Prix des médicaments

Le Conseil fédéral à plat ventre devant la Big Pharma

On vous avait parlé de la pratique des prix de vitrine des médicaments (solidaritéS nº 376). L’Office fédéral de la santé publique semblait réticent. Tu parles, Charles ! Le projet de modification de la LAMal cède avec complaisance aux demandes des industriels.

Récolte de signatures pour l'initiative «Pour des primes plus basses»
Récolte de signatures de l’initiative « Pour des primes plus basses » du PDC

Lectrices, lecteurs, accrochez-­vous : voici une hypocrisie de la plus belle eau. La modification de la Loi sur l’assurance maladie est en effet vendue comme faisant partie du 2e volet des mesures visant à freiner la hausse des coûts. Elle fait office de contre-projet indirect à l’initiative populaire fédérale « Pour des primes plus basses. Frein aux coûts dans le système de santé » déposée par le PDC, devenu Le Centre.

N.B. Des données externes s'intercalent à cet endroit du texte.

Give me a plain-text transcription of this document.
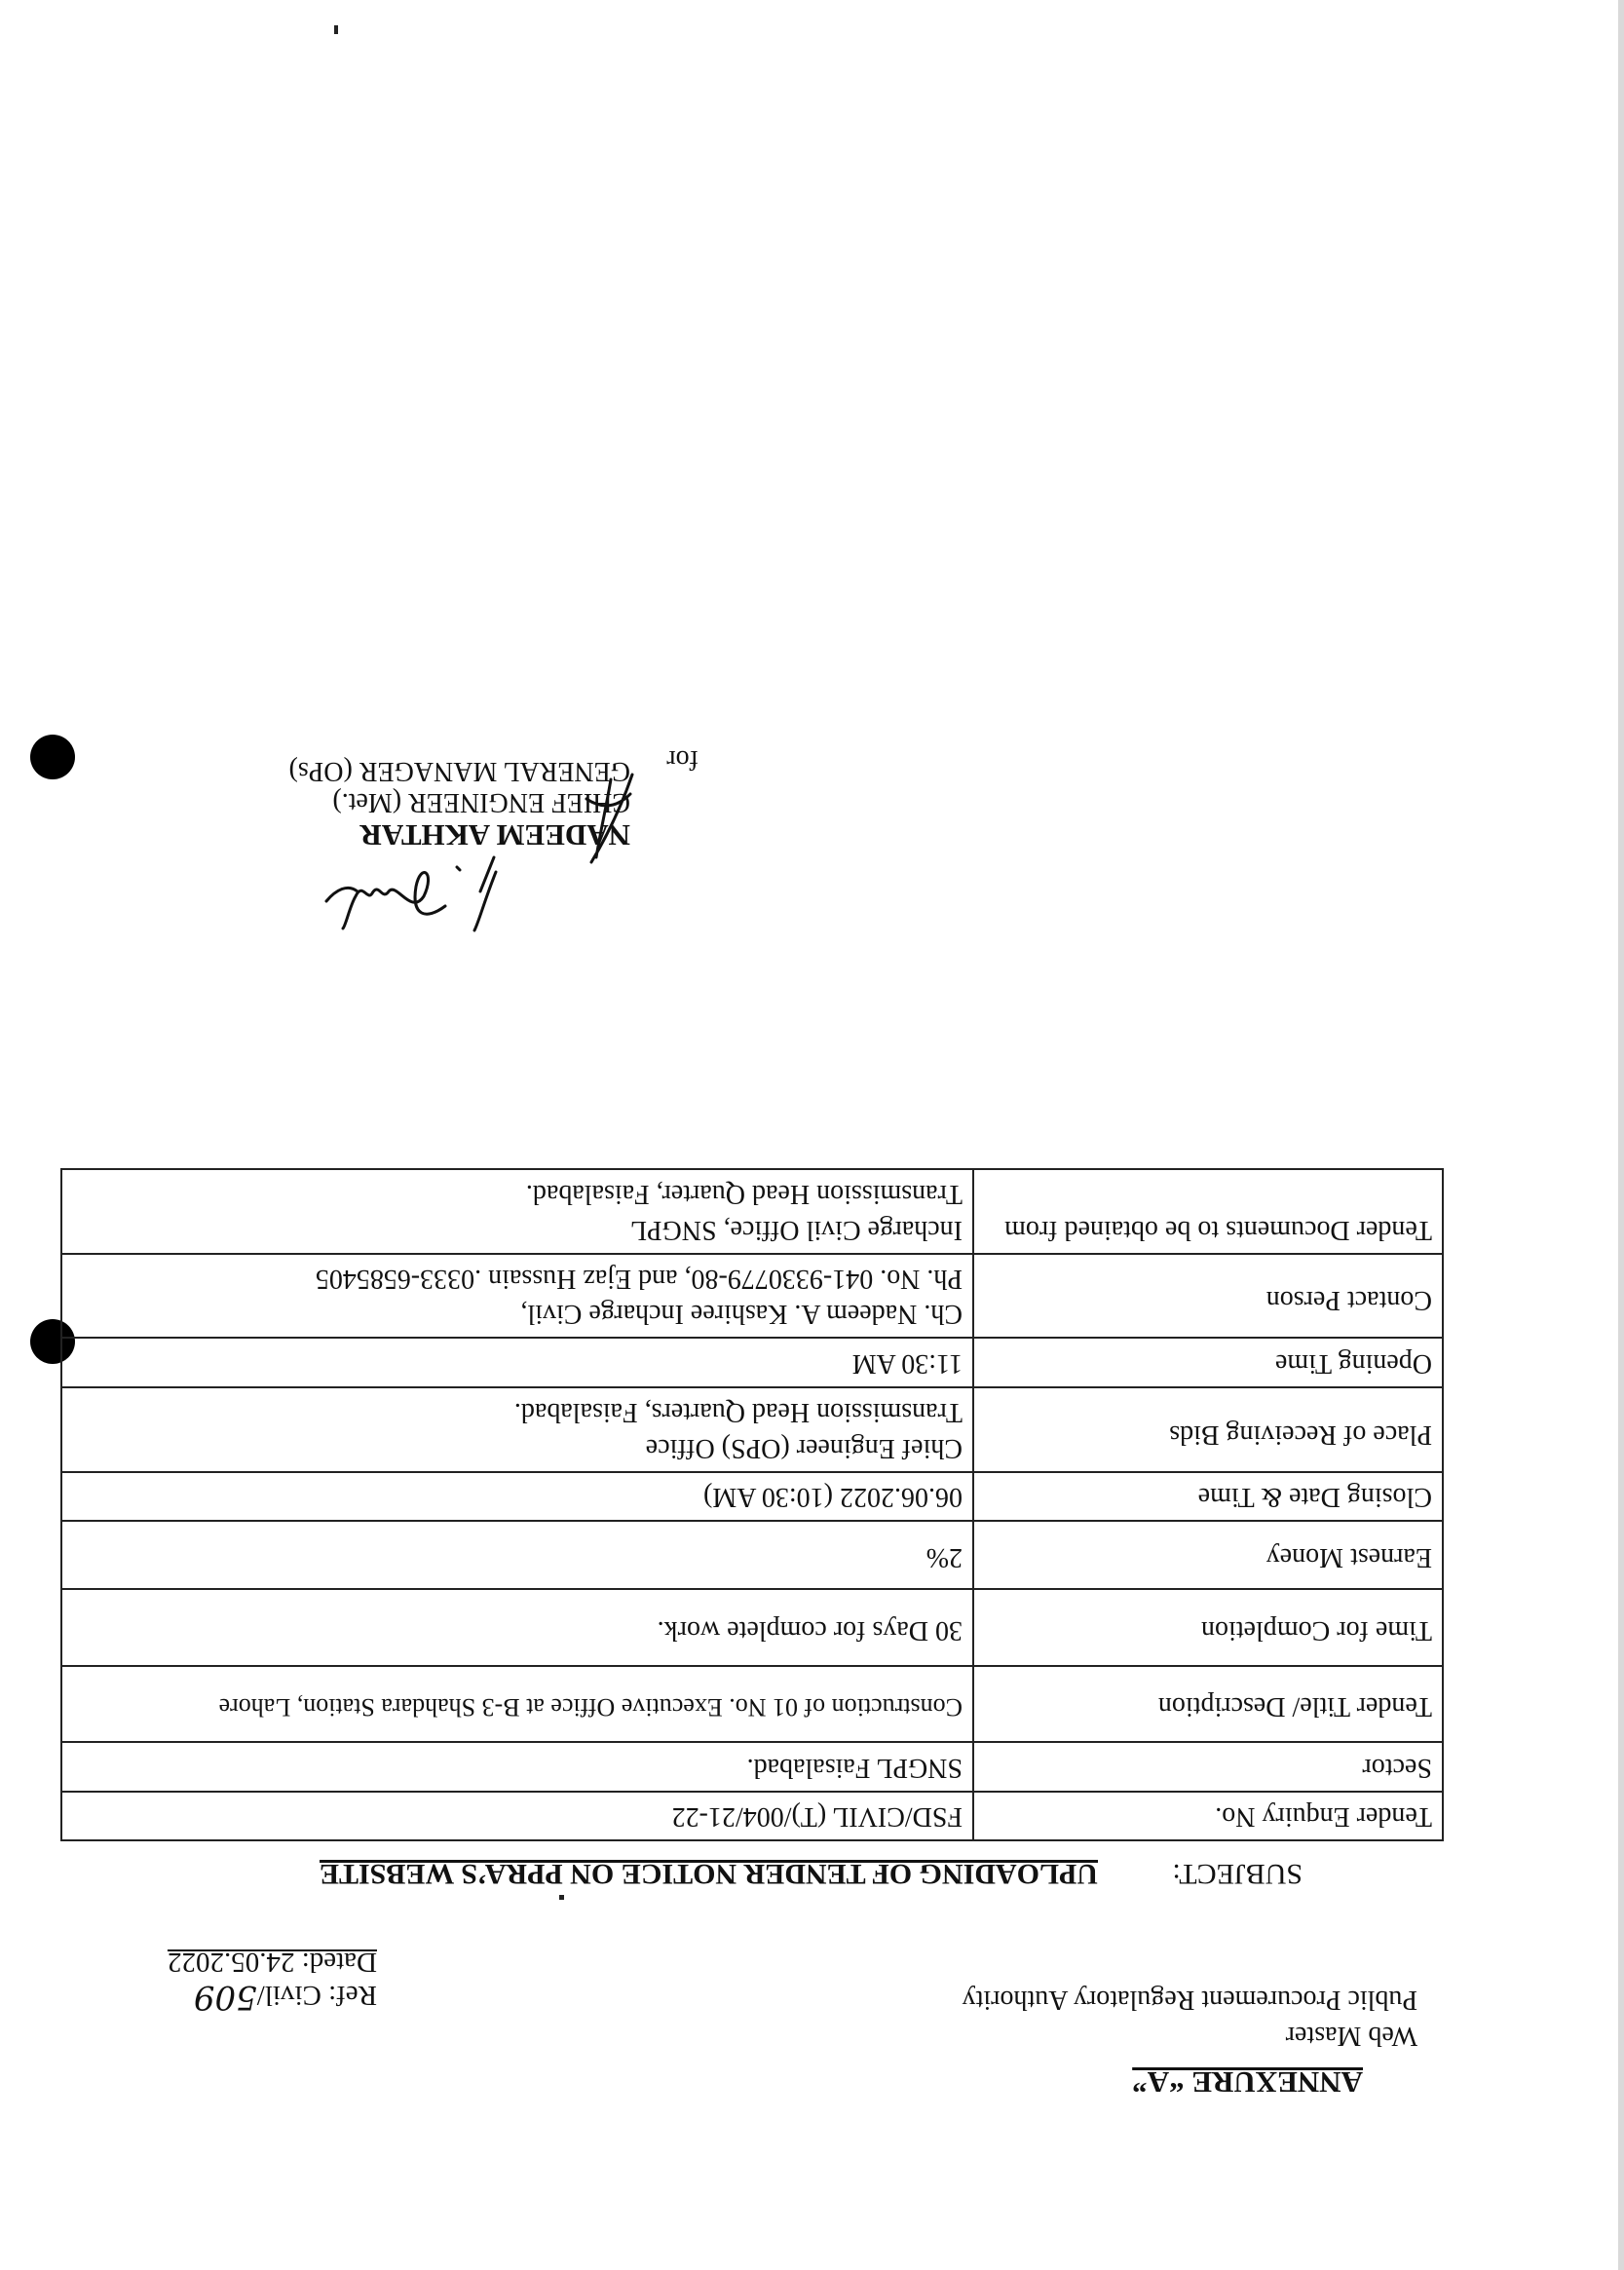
ANNEXURE “A”
Web Master
Public Procurement Regulatory Authority
Ref: Civil/509
Dated: 24.05.2022
SUBJECT:
UPLOADING OF TENDER NOTICE ON PPRA’S WEBSITE
Tender Enquiry No.	FSD/CIVIL (T)/004/21-22

Sector	SNGPL Faisalabad.

Tender Title/ Description	Construction of 01 No. Executive Office at B-3 Shahdara Station, Lahore

Time for Completion	30 Days for complete work.

Earnest Money	2%

Closing Date & Time	06.06.2022 (10:30 AM)

Place of Receiving Bids	Chief Engineer (OPS) Office
Transmission Head Quarters, Faisalabad.

Opening Time	11:30 AM

Contact Person	Ch. Nadeem A. Kashiree Incharge Civil,
Ph. No. 041-9330779-80, and Ejaz Hussain .0333-6585405

Tender Documents to be obtained from	Incharge Civil Office, SNGPL
Transmission Head Quarter, Faisalabad.
NADEEM AKHTAR
CHIEF ENGINEER (Met.)
GENERAL MANAGER (OPs) for
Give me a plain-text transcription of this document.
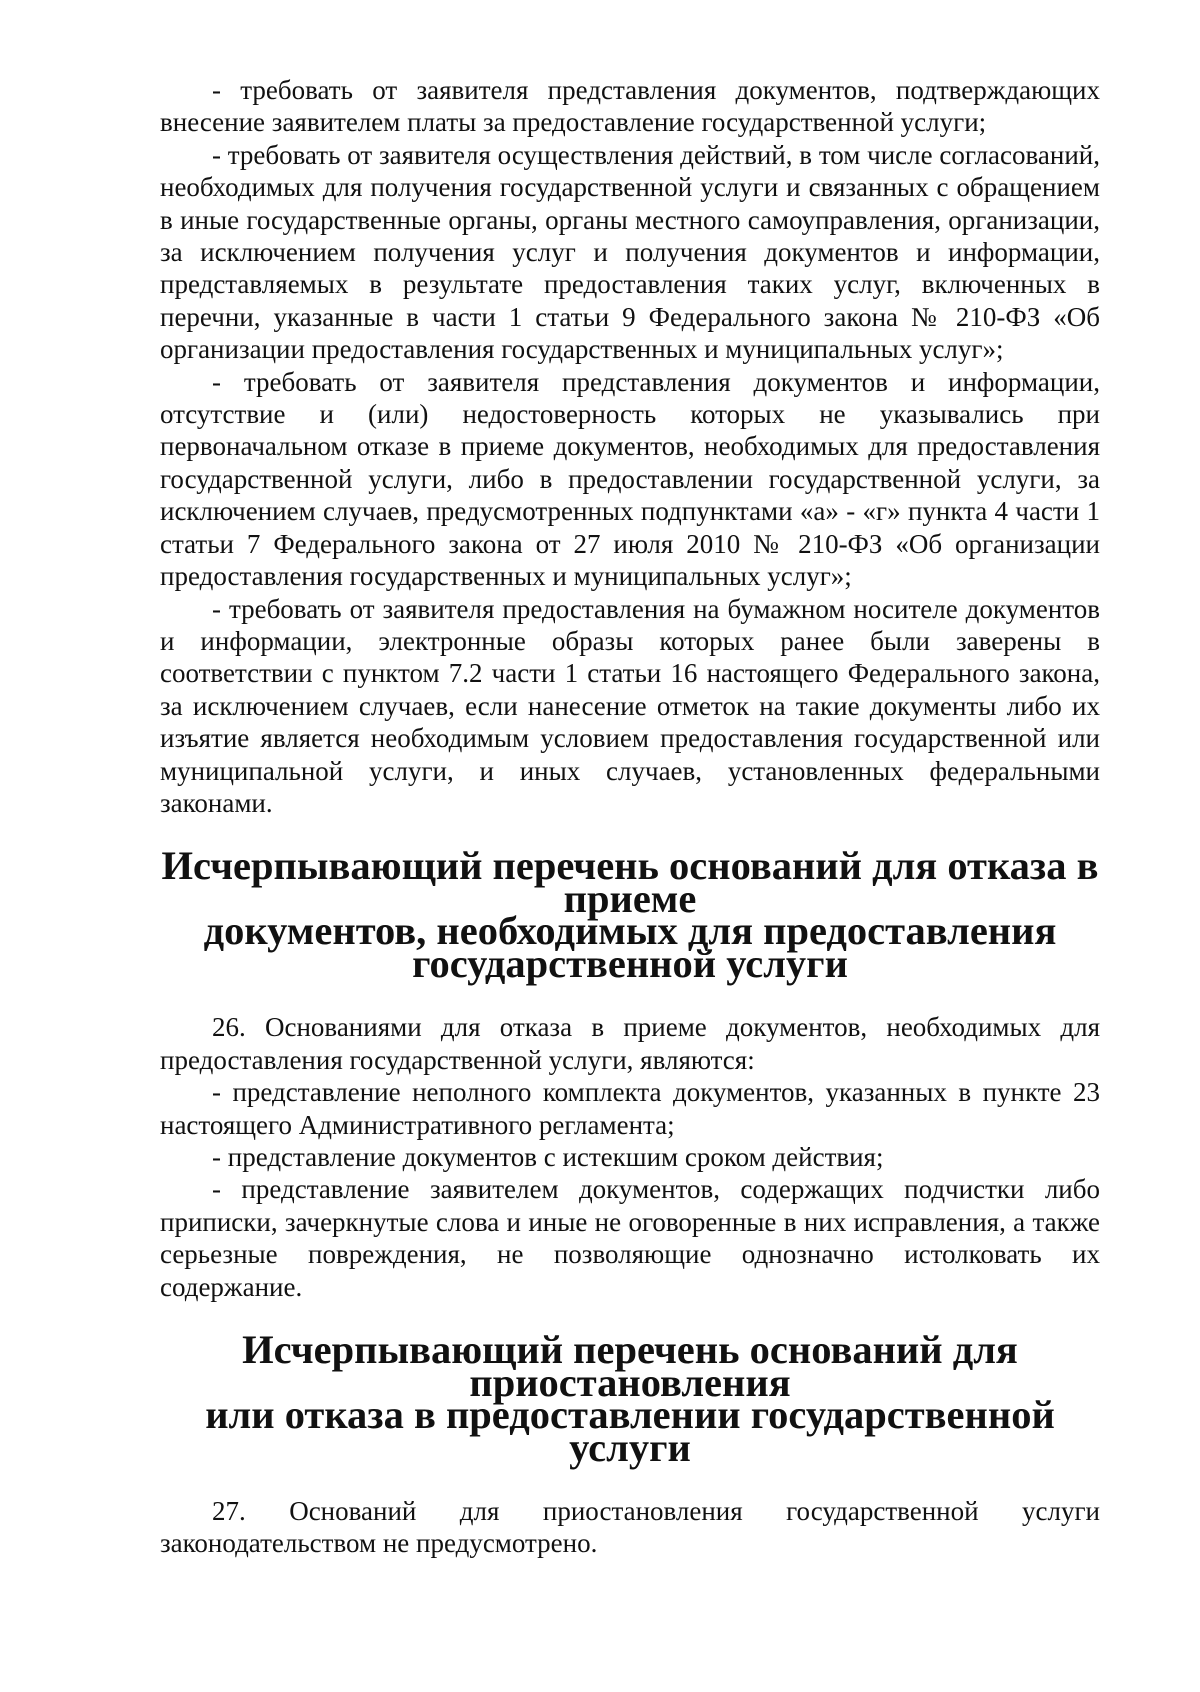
- требовать от заявителя представления документов, подтверждающих внесение заявителем платы за предоставление государственной услуги;

- требовать от заявителя осуществления действий, в том числе согласований, необходимых для получения государственной услуги и связанных с обращением в иные государственные органы, органы местного самоуправления, организации, за исключением получения услуг и получения документов и информации, представляемых в результате предоставления таких услуг, включенных в перечни, указанные в части 1 статьи 9 Федерального закона № 210-ФЗ «Об организации предоставления государственных и муниципальных услуг»;

- требовать от заявителя представления документов и информации, отсутствие и (или) недостоверность которых не указывались при первоначальном отказе в приеме документов, необходимых для предоставления государственной услуги, либо в предоставлении государственной услуги, за исключением случаев, предусмотренных подпунктами «а» - «г» пункта 4 части 1 статьи 7 Федерального закона от 27 июля 2010 № 210-ФЗ «Об организации предоставления государственных и муниципальных услуг»;

- требовать от заявителя предоставления на бумажном носителе документов и информации, электронные образы которых ранее были заверены в соответствии с пунктом 7.2 части 1 статьи 16 настоящего Федерального закона, за исключением случаев, если нанесение отметок на такие документы либо их изъятие является необходимым условием предоставления государственной или муниципальной услуги, и иных случаев, установленных федеральными законами.

Исчерпывающий перечень оснований для отказа в приеме
документов, необходимых для предоставления
государственной услуги

26. Основаниями для отказа в приеме документов, необходимых для предоставления государственной услуги, являются:

- представление неполного комплекта документов, указанных в пункте 23 настоящего Административного регламента;

- представление документов с истекшим сроком действия;

- представление заявителем документов, содержащих подчистки либо приписки, зачеркнутые слова и иные не оговоренные в них исправления, а также серьезные повреждения, не позволяющие однозначно истолковать их содержание.

Исчерпывающий перечень оснований для приостановления
или отказа в предоставлении государственной услуги

27. Оснований для приостановления государственной услуги законодательством не предусмотрено.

En 2018, un premier train de mesures avait été adopté. La révision actuelle poursuit dans le même sens. Officiellement, il s’agit de « freiner l’évolution des coûts des prestations à la charge de l’AOS [Assurance obligatoire des soins], afin de limiter la hausse des primes à payer par les assuré·e·s. » (Rapport explicatif).

Pour ce faire, le projet généralise un premier modèle, celui du contrôleur d’accès. Soit un mécanisme semblable à celui du·de la médecin de famille, pour éviter les consultations inutiles. Puisque ces stupides assuré·e·s ne font que courir à travers tout le pays pour consulter des spécialistes au moindre bobo…

Cette révision prolonge aussi les modèles des prix de médicaments que nous connaissons actuellement et autorise légalement les rétrocessions opaques de l’industrie pharmaceutique aux assurances. Car, voyez-vous : « Tous les modèles de prix ne peuvent cependant pas être mis en œuvre en toute transparence. Si les restitutions sont trop élevées, les titulaires d’autorisation ne sont pas disposés à les rendre publiques. » Les titulaires d’autorisation sont ces pauvres hères de l’industrie pharmaceutique internationale. À qui l’on concède en outre le droit de taire les rétrocessions faites aux assurances : « Il importe que l’accès aux informations sur le montant, le calcul et les modalités des restitutions prévues à l’art. 52b puisse être refusé ». Ainsi assureurs et pharma négocieront des prix réels des médicaments découplés du prix officiel, rendant impossible désormais la connaissance du coût réel du traitement. Seuls les « prix de vitrine », soit les prix publics, seront connus. Le contrôle des prix est ainsi vidé de toute substance.

Daniel Süri

GILEAD PROFITE

Le laboratoire américain Gilead a profité de la crise sanitaire pour réaliser une superbe arnaque.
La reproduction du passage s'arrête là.